I crossed the finish line in 1:41:26 and was gutted that my dream to do all 4 races again was over but after a short while, and having a massage at the Macmillan tent, I felt much better and waited for Allison to finish. Allison was a bit surprised to see me when she finished and we had a cup of tea before making our way along the course as she was to be running the last leg of the Relay for her team and, I believe, about to become the first woman to run 4 races at the Festival. For all the time that we walked along the course, seeing all the other runners, cheering on the leaders as they went by, chatting to a few people I knew at the changeover point and also giving a shout to Alan as he headed back to complete his challenge, at no point did I feel that I should’ve been running and so I knew that I made the right decision.

It was strange afterwards as I was walking about wearing 3 medals feeling disappointed even though I knew everyone else was absolutely delighted to have come away with their one medal (as it should be).
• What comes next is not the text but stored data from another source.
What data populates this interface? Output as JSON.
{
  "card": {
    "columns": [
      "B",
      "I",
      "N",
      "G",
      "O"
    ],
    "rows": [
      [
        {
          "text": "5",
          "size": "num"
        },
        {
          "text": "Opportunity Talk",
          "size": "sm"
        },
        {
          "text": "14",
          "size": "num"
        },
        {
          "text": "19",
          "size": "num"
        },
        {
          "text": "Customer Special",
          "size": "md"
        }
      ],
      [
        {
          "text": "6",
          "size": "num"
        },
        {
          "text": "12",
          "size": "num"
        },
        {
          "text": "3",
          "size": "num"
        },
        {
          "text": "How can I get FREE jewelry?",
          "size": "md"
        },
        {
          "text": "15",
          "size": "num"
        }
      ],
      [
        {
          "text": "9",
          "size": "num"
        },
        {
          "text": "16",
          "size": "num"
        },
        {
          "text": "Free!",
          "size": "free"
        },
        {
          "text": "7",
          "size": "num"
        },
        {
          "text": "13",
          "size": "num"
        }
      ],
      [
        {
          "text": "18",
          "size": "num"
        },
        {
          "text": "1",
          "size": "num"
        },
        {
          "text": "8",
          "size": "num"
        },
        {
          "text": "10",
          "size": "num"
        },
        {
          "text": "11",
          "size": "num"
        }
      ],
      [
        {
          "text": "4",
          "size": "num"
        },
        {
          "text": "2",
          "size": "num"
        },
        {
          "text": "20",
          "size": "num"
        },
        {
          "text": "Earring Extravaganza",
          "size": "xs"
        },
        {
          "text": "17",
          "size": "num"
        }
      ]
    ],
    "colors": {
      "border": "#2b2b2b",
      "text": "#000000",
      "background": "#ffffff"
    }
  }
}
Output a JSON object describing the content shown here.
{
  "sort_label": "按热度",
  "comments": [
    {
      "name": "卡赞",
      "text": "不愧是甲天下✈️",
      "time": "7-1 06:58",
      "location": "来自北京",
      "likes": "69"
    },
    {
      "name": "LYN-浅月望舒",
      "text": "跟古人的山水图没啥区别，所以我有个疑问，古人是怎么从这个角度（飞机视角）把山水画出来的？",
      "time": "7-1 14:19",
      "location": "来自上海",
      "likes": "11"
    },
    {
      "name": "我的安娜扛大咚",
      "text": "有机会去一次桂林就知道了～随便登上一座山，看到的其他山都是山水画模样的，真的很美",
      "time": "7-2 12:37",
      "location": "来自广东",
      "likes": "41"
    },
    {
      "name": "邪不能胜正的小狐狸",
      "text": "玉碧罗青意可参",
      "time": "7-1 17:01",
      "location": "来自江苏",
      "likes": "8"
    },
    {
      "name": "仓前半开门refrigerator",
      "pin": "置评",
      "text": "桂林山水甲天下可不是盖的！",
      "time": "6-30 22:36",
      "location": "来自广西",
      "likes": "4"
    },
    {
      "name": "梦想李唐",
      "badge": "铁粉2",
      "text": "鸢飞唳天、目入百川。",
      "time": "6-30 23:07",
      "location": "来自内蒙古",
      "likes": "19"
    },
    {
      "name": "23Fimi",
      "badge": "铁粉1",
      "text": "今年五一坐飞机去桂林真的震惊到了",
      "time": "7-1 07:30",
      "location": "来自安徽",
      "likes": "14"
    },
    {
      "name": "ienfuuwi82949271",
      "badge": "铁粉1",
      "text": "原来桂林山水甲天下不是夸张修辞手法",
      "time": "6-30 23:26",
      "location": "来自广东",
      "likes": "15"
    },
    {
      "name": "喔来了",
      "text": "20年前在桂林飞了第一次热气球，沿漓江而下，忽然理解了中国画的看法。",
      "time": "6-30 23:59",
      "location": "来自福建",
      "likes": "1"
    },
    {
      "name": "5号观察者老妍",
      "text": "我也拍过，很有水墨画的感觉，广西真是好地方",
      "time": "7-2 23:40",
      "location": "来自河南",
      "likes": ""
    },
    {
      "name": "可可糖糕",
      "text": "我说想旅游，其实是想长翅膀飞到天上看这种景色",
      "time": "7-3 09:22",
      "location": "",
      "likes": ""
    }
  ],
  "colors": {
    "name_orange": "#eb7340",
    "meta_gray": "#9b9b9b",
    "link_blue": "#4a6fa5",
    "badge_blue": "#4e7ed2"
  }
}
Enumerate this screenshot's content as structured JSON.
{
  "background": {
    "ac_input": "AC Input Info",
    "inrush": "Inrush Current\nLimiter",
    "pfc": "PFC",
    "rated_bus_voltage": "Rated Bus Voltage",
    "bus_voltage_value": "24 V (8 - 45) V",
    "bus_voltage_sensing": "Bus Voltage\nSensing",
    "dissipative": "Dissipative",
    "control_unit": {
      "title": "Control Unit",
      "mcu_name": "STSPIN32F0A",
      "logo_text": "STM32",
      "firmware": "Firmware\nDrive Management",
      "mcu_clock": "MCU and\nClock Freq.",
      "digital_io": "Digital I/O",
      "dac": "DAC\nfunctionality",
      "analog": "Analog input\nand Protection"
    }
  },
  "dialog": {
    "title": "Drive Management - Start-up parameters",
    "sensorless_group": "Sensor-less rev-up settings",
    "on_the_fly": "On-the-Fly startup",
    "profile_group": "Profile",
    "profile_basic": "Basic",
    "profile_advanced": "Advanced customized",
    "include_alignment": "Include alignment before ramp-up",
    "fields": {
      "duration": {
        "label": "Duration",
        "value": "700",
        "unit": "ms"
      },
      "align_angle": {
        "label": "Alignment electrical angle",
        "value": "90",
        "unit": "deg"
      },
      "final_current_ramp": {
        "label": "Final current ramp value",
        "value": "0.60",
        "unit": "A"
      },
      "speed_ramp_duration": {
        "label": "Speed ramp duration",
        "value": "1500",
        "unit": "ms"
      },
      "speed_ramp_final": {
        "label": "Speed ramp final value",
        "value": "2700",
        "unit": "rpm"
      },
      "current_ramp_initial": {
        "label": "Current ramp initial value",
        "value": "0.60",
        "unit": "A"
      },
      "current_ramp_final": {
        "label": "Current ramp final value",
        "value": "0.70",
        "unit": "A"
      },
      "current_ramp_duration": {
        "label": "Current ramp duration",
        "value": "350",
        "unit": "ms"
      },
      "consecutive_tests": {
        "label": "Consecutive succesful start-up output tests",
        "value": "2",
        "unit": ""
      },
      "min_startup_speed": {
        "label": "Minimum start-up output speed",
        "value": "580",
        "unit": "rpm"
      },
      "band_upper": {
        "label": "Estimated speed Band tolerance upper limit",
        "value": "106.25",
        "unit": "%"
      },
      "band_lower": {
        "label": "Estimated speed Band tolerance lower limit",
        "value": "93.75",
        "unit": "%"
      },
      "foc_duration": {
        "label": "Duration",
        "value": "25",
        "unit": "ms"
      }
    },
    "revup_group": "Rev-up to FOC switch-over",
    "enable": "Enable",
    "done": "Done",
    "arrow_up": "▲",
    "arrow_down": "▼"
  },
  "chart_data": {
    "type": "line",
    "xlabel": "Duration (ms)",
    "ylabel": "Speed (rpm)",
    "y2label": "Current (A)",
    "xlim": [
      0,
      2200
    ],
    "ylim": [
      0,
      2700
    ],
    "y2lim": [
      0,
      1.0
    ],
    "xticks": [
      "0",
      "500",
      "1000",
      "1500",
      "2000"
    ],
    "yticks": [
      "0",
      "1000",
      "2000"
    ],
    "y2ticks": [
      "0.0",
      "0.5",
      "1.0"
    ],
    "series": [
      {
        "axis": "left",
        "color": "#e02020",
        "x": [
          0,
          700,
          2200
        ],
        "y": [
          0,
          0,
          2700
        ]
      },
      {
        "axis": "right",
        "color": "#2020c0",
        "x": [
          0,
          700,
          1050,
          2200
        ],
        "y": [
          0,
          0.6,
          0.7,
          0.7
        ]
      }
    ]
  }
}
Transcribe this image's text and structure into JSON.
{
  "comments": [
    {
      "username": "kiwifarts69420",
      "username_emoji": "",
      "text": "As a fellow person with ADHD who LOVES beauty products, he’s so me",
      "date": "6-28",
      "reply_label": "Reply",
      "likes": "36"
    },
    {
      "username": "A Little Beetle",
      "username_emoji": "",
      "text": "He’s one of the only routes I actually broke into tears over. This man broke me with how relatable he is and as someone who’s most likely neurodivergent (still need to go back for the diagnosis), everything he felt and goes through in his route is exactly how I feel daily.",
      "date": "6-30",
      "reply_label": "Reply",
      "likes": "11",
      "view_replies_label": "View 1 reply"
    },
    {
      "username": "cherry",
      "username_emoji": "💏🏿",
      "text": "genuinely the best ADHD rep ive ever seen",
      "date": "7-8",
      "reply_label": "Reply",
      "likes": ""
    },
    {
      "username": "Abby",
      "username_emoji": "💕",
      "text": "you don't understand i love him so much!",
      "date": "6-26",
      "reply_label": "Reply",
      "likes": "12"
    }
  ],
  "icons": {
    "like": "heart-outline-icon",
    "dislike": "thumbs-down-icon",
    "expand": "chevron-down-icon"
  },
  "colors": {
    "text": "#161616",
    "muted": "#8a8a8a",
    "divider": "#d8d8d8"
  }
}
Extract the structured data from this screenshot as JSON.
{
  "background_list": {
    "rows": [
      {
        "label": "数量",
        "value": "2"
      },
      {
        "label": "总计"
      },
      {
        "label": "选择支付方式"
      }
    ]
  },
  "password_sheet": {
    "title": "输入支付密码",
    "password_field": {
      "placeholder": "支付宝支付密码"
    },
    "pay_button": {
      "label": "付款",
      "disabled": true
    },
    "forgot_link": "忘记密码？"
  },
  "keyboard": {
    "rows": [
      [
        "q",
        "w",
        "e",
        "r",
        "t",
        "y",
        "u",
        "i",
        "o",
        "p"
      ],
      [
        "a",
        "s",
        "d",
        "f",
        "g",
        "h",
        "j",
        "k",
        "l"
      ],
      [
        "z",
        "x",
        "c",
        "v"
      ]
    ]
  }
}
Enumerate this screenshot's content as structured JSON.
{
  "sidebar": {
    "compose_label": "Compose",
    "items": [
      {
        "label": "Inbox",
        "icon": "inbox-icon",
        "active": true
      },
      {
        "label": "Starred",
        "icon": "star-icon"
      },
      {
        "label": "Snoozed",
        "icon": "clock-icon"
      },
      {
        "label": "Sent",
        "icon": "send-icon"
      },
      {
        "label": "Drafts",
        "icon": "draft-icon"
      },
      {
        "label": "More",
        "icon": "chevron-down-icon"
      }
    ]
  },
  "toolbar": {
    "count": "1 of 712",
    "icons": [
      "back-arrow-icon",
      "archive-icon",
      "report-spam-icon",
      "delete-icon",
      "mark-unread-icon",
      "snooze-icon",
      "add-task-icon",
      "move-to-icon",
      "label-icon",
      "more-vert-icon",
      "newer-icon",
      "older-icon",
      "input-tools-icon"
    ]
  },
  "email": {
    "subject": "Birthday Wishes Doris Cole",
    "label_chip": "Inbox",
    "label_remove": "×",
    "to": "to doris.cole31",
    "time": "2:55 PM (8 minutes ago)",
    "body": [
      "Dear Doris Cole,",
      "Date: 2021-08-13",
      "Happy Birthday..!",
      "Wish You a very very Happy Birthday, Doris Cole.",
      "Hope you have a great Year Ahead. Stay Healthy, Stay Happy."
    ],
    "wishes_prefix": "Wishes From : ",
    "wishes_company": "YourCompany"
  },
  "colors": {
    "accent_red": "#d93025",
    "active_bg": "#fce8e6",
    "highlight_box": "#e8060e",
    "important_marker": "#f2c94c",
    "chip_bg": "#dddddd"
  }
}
I just put that down to not having finished what I set out to do but I haven’t regretted the decision since then. I’m still very proud to have run the 3 races and to represent and raise money for Macmillan Cancer Support.

Allison and I with our medal collection
Allison and I with our medal collection

When things like this happen, it can be easy to let it get to you and affect your desire to run. It is important to remember that everyone has a bad day and the real strength is to be able to learn from it, let it go and move on to the next event. I had barely enough time to think before I went away to Doncaster on a 4 day course for my work as a Personal Trainer. The days were busy and long with a lot of learning and good fun. It wasn’t until the last day when we did a practical session based on developing speed when I discovered a weakness that I didn’t realise I had but by the end of that session, I felt like I was running faster and stronger. They say as one door closes another one opens but for me Edinburgh is firmly in the past now and I’m now on an exciting journey forwards! I can’t tell you too much just now about what we did but I will tell you how things progress as I work on the exercises we did in that session.

My message for anyone reading this is that you’re always going to get setbacks and the key is to review them and thank them for happening as they have just created the best learning experience you could have hoped for so you haven’t lost.

Love life, enjoy life and always be happy. Happy running!